Auteur: Milan Kundera
Titre original: Nesnesitelná lehkost bytí
Première parution: 1984
Traduction: François Kérel
Quatrième de couverture:
Qu'est-il resté des agonisants du Cambodge? Une grande photo de la star américaine tenant dans ses bras un enfant jaune. Qu'est-il resté de Tomas? Une inscription: Il voulait le royaume de Dieu sur la terre. Qu'est-il resté de Beethoven? Un homme morose à l'invraisemblable crinière, qui prononce d'une voix sombre: "Es muss sein!" Qu'est-il resté de Franz? Une inscription: Après un long égarement, le retour. Et ainsi de suite, et ainsi de suite. Avant d'être oubliés, nous serons changés en kitsch. Le kitsch, c'est la station intermédiaire entre l'être et l'oubli.
Mon avis:
Vingt-cinq milles étoiles, et encore plus!
Une révolution, une comète nucléaire, un cataclysme, une éruption volcanique que le Vésuve c'était ridicule à côté!!! (j'ai regardé le dernier volet de la trilogie marseillaise de Pagnol hier soir. D'où.)
A cheval entre un essai philosophique et un roman, cet ouvrage a trouvé le juste équilibre entre les deux: ni trop barbant, ni trop frivole. Kundera utilise une histoire qu'il ne raconte pas dans un ordre chronologique, mais dans une logique qui serve aux différentes thématiques qu'il veut aborder. Le récit est toutefois très clairement construit pour que l'on ne s'embrouille jamais dans les évènements.

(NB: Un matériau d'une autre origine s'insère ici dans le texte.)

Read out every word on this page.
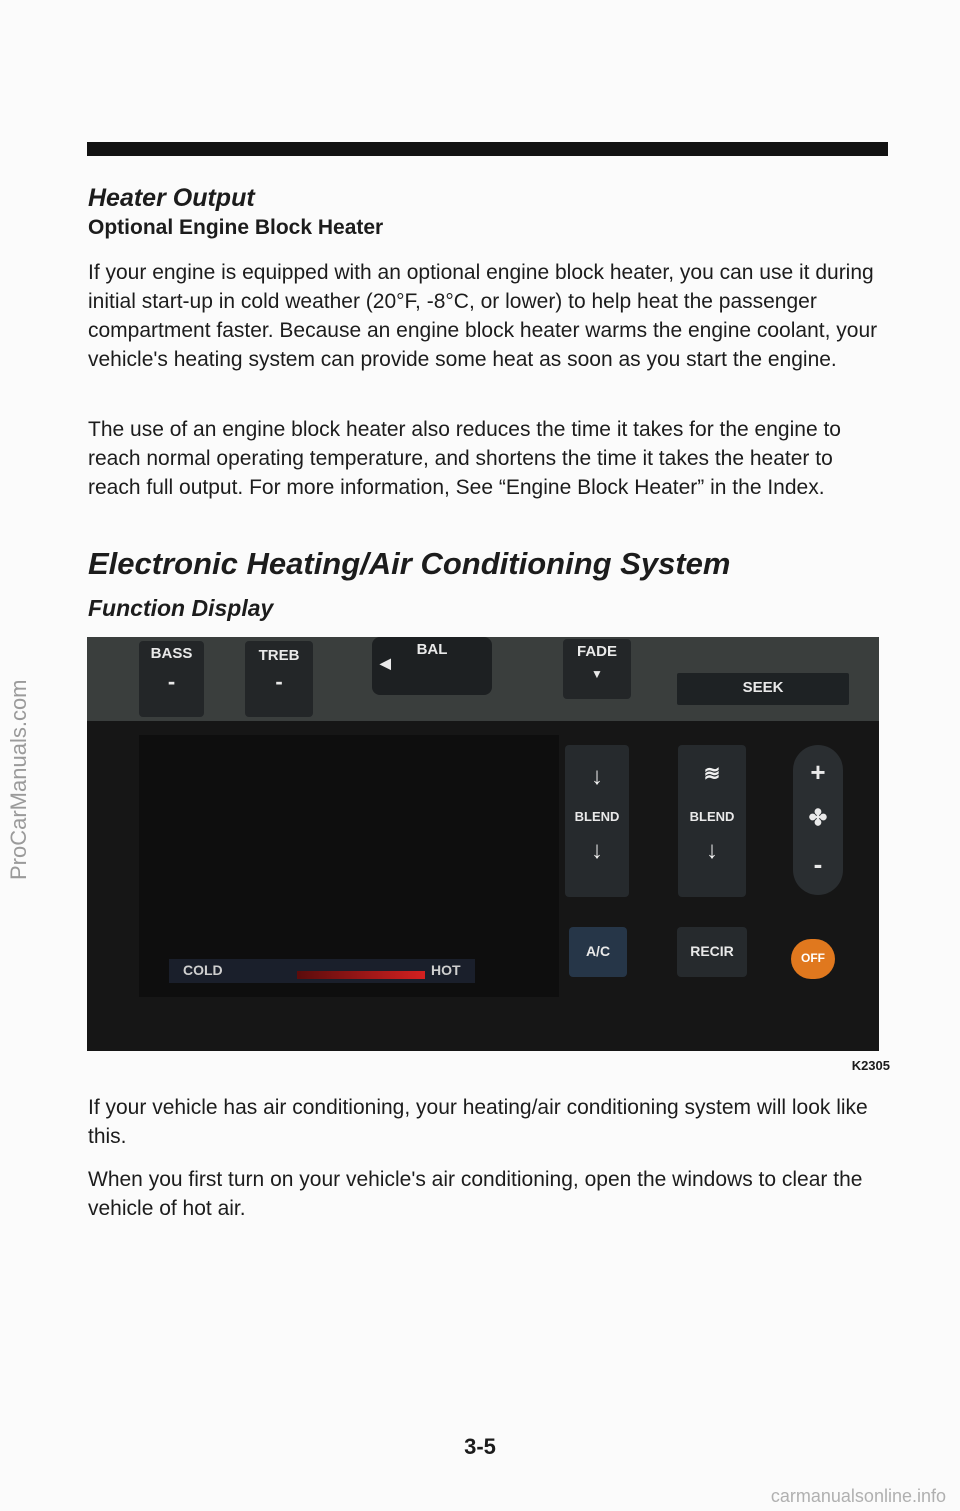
Heater Output
Optional Engine Block Heater

If your engine is equipped with an optional engine block heater, you can use it during initial start-up in cold weather (20°F, -8°C, or lower) to help heat the passenger compartment faster. Because an engine block heater warms the engine coolant, your vehicle's heating system can provide some heat as soon as you start the engine.

The use of an engine block heater also reduces the time it takes for the engine to reach normal operating temperature, and shortens the time it takes the heater to reach full output. For more information, See “Engine Block Heater” in the Index.

Electronic Heating/Air Conditioning System
Function Display
BASS
-
TREB
-
◀
BAL	FADE
▼
SEEK
COLD	HOT
↓
BLEND
↓
≋
BLEND
↓
+
✤
-
A/C	RECIR	OFF
K2305

If your vehicle has air conditioning, your heating/air conditioning system will look like this.

When you first turn on your vehicle's air conditioning, open the windows to clear the vehicle of hot air.

3-5
ProCarManuals.com
carmanualsonline.info
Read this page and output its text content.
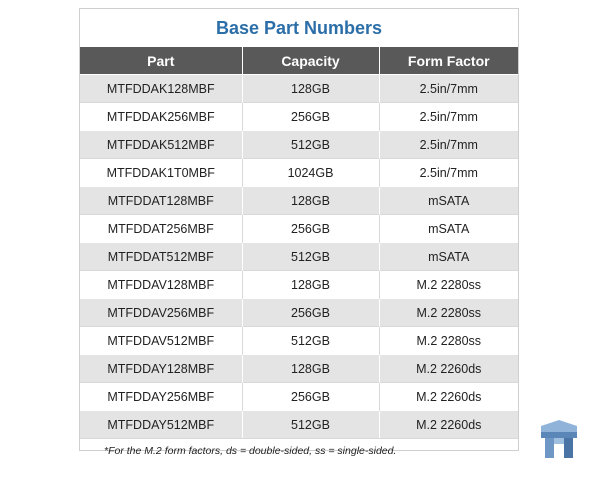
Base Part Numbers
Part	Capacity	Form Factor
MTFDDAK128MBF	128GB	2.5in/7mm
MTFDDAK256MBF	256GB	2.5in/7mm
MTFDDAK512MBF	512GB	2.5in/7mm
MTFDDAK1T0MBF	1024GB	2.5in/7mm
MTFDDAT128MBF	128GB	mSATA
MTFDDAT256MBF	256GB	mSATA
MTFDDAT512MBF	512GB	mSATA
MTFDDAV128MBF	128GB	M.2 2280ss
MTFDDAV256MBF	256GB	M.2 2280ss
MTFDDAV512MBF	512GB	M.2 2280ss
MTFDDAY128MBF	128GB	M.2 2260ds
MTFDDAY256MBF	256GB	M.2 2260ds
MTFDDAY512MBF	512GB	M.2 2260ds
*For the M.2 form factors, ds = double-sided, ss = single-sided.
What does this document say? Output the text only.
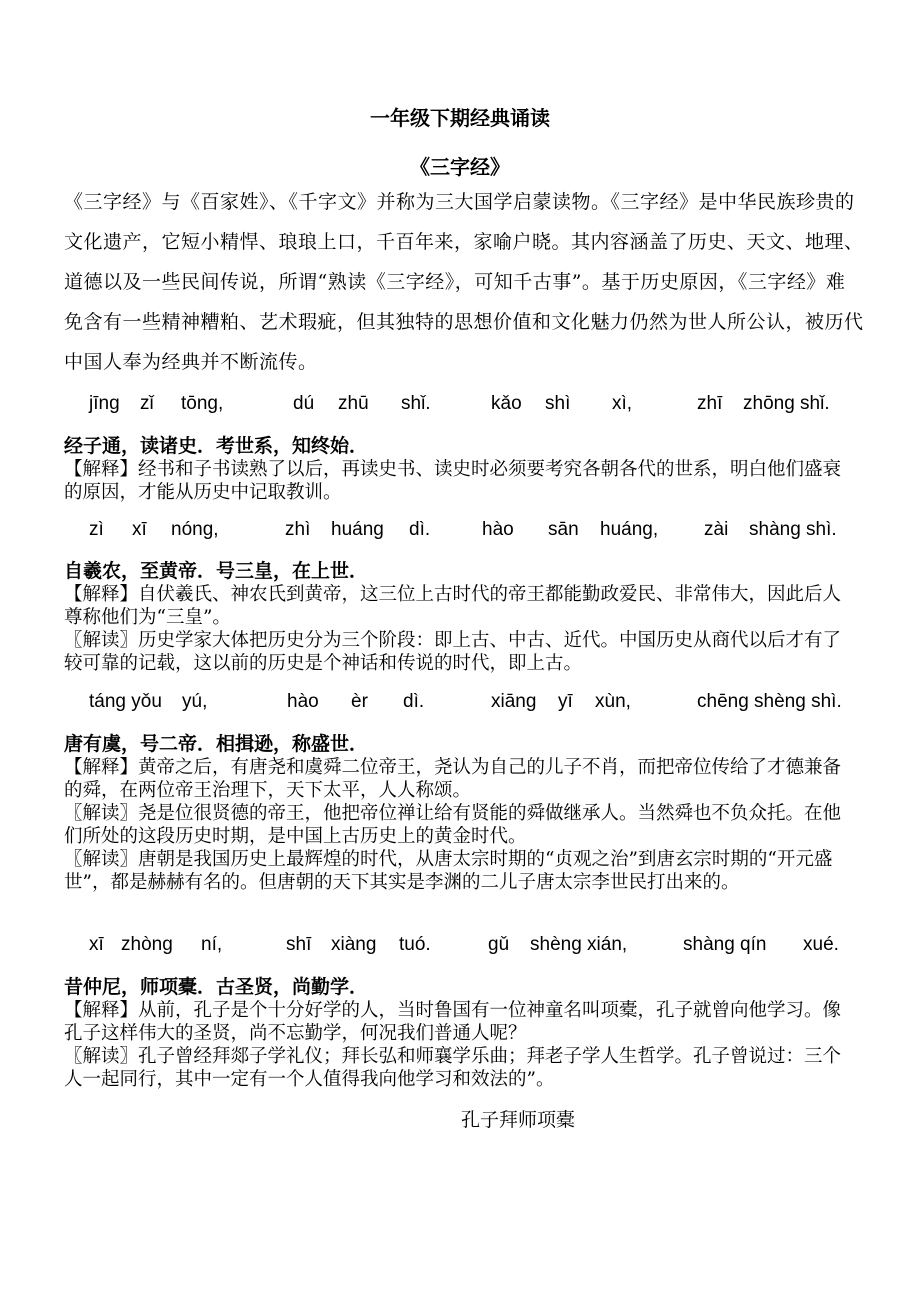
一年级下期经典诵读
《三字经》
《三字经》与《百家姓》、《千字文》并称为三大国学启蒙读物。《三字经》是中华民族珍贵的文化遗产，它短小精悍、琅琅上口，千百年来，家喻户晓。其内容涵盖了历史、天文、地理、道德以及一些民间传说，所谓“熟读《三字经》，可知千古事”。基于历史原因，《三字经》难免含有一些精神糟粕、艺术瑕疵，但其独特的思想价值和文化魅力仍然为世人所公认，被历代中国人奉为经典并不断流传。
jīng zǐ tōng,	dú zhū shǐ.	kǎo shì xì,	zhī zhōng shǐ.
经子通，读诸史．考世系，知终始．
【解释】经书和子书读熟了以后，再读史书、读史时必须要考究各朝各代的世系，明白他们盛衰的原因，才能从历史中记取教训。
zì xī nóng,	zhì huáng dì.	hào sān huáng, zài shàng shì.
自羲农，至黄帝．号三皇，在上世．
【解释】自伏羲氏、神农氏到黄帝，这三位上古时代的帝王都能勤政爱民、非常伟大，因此后人尊称他们为“三皇”。
〖解读〗历史学家大体把历史分为三个阶段：即上古、中古、近代。中国历史从商代以后才有了较可靠的记载，这以前的历史是个神话和传说的时代，即上古。
táng yǒu yú,	hào èr dì.	xiāng yī xùn,	chēng shèng shì.
唐有虞，号二帝．相揖逊，称盛世．
【解释】黄帝之后，有唐尧和虞舜二位帝王，尧认为自己的儿子不肖，而把帝位传给了才德兼备的舜，在两位帝王治理下，天下太平，人人称颂。
〖解读〗尧是位很贤德的帝王，他把帝位禅让给有贤能的舜做继承人。当然舜也不负众托。在他们所处的这段历史时期，是中国上古历史上的黄金时代。
〖解读〗唐朝是我国历史上最辉煌的时代，从唐太宗时期的“贞观之治”到唐玄宗时期的“开元盛世”，都是赫赫有名的。但唐朝的天下其实是李渊的二儿子唐太宗李世民打出来的。
xī zhòng ní,	shī xiàng tuó.	gǔ shèng xián,	shàng qín xué.
昔仲尼，师项橐．古圣贤，尚勤学．
【解释】从前，孔子是个十分好学的人，当时鲁国有一位神童名叫项橐，孔子就曾向他学习。像孔子这样伟大的圣贤，尚不忘勤学，何况我们普通人呢？
〖解读〗孔子曾经拜郯子学礼仪；拜长弘和师襄学乐曲；拜老子学人生哲学。孔子曾说过：三个人一起同行，其中一定有一个人值得我向他学习和效法的”。
孔子拜师项橐
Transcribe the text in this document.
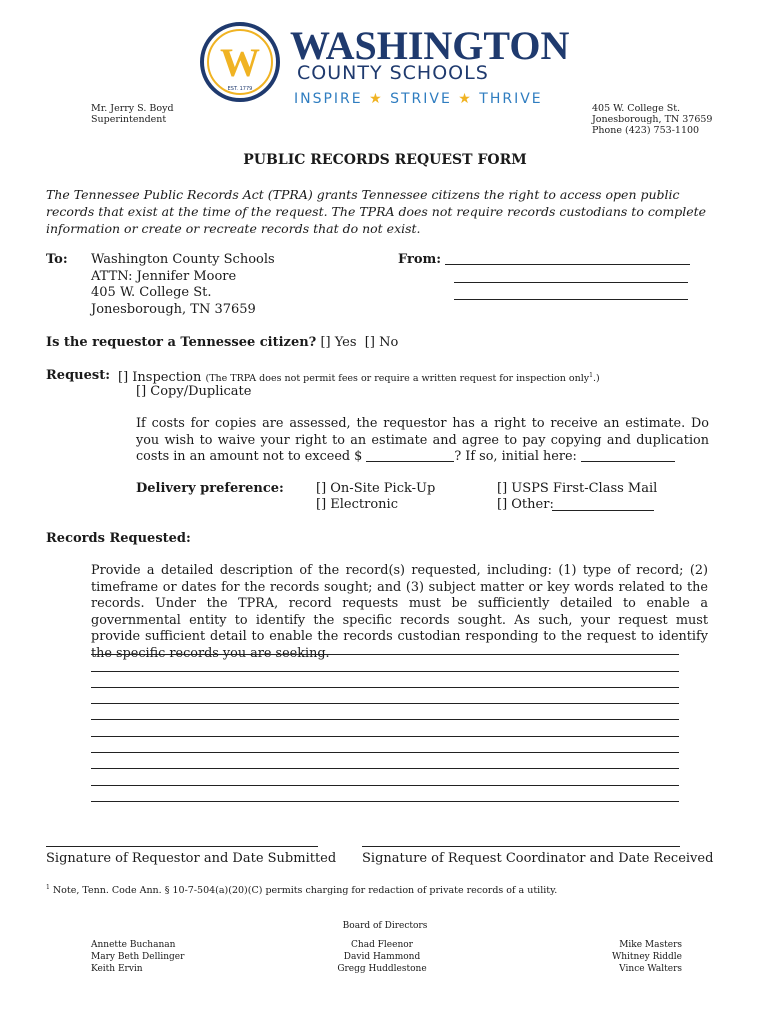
W
EST. 1779
WASHINGTON
COUNTY SCHOOLS
INSPIRE ★ STRIVE ★ THRIVE
Mr. Jerry S. Boyd
Superintendent
405 W. College St.
Jonesborough, TN 37659
Phone (423) 753-1100
PUBLIC RECORDS REQUEST FORM
The Tennessee Public Records Act (TPRA) grants Tennessee citizens the right to access open public records that exist at the time of the request. The TPRA does not require records custodians to complete information or create or recreate records that do not exist.
To: Washington County Schools
ATTN: Jennifer Moore
405 W. College St.
Jonesborough, TN 37659
From:
Is the requestor a Tennessee citizen? [] Yes [] No
Request: [] Inspection (The TRPA does not permit fees or require a written request for inspection only$^1$.)
[] Copy/Duplicate
If costs for copies are assessed, the requestor has a right to receive an estimate. Do you wish to waive your right to an estimate and agree to pay copying and duplication costs in an amount not to exceed $	? If so, initial here:
Delivery preference: [] On-Site Pick-Up
[] Electronic
[] USPS First-Class Mail
[] Other:
Records Requested:
Provide a detailed description of the record(s) requested, including: (1) type of record; (2) timeframe or dates for the records sought; and (3) subject matter or key words related to the records. Under the TPRA, record requests must be sufficiently detailed to enable a governmental entity to identify the specific records sought. As such, your request must provide sufficient detail to enable the records custodian responding to the request to identify the specific records you are seeking.
Signature of Requestor and Date Submitted Signature of Request Coordinator and Date Received
$^1$ Note, Tenn. Code Ann. § 10-7-504(a)(20)(C) permits charging for redaction of private records of a utility.
Board of Directors
Annette Buchanan
Mary Beth Dellinger
Keith Ervin
Chad Fleenor
David Hammond
Gregg Huddlestone
Mike Masters
Whitney Riddle
Vince Walters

Les deux grands piliers qui soutiennent cette œuvre sont la mission, la destinée, traduit par le es muss sein! beethovenien d'une part, le besoin de l'homme de créer un monde où règnerait le beau sans le laid, le divin sans la 'merde' (expression de l'auteur, hein!), qui se retrouve dans le mot kitsch.
Les personnages sont mût très tôt par un acte où une situation de leur enfance ou adolescence. Ainsi Sabina, suite à une trahison initiale, est-elle forcée de construire sa vie sur une succession de trahisons. Quant à Tereza, sa répugnance face au manque de pudeur et d'instruction de sa mère, elle cherchera sa vie durant à s'éloigner de l'image de sa mère qu'elle rencontre dans le reflet que lui renvoie le miroir, en cherchant à s'élever, à faire monter son âme à la surface de son corps.
Et finalement cette grande question: l'Histoire et elle cyclique (Nietzsche) ou linéaire? Faut-il de ce fait rechercher la gravité du es muss sein! comme Tomas, ou l'insoutenable légèreté de l'être, à la manière de Sabina?
Je n'ai rien de précis à dire au sujet du style de l'auteur, qui me paraît très neutre, il n'a pas une prose exceptionnelle ni un style très particulier, misant sans doute plus sur le contenu que sur la forme. Mais que peut-on trouver à redire lorsque le contenu est si incroyable?
A lire, absolument!
Kundera, je le pressentais déjà avant de le lire, rejoindra le mausolée de mes favoris, et certainement vais-je devoir instaurer une limitation de lecture pour les livres de l'écrivain tchèque, comme j'ai dû le faire pour les œuvres de Thomas Mann.
L'extrait:
Si chaque seconde de notre vie doit se répéter un nombre infini de fois, nous sommes cloués à l'éternité comme Jésus-Christ à la croix. Cette idée est atroce. Dans le monde de l'éternel retour, chaque geste porte le poids d'une insoutenable responsabilité. C'est ce qui faisait dire à Niezsche que l'idée de l'éternel retour est le plus lourd fardeau (das schwerste Gewicht).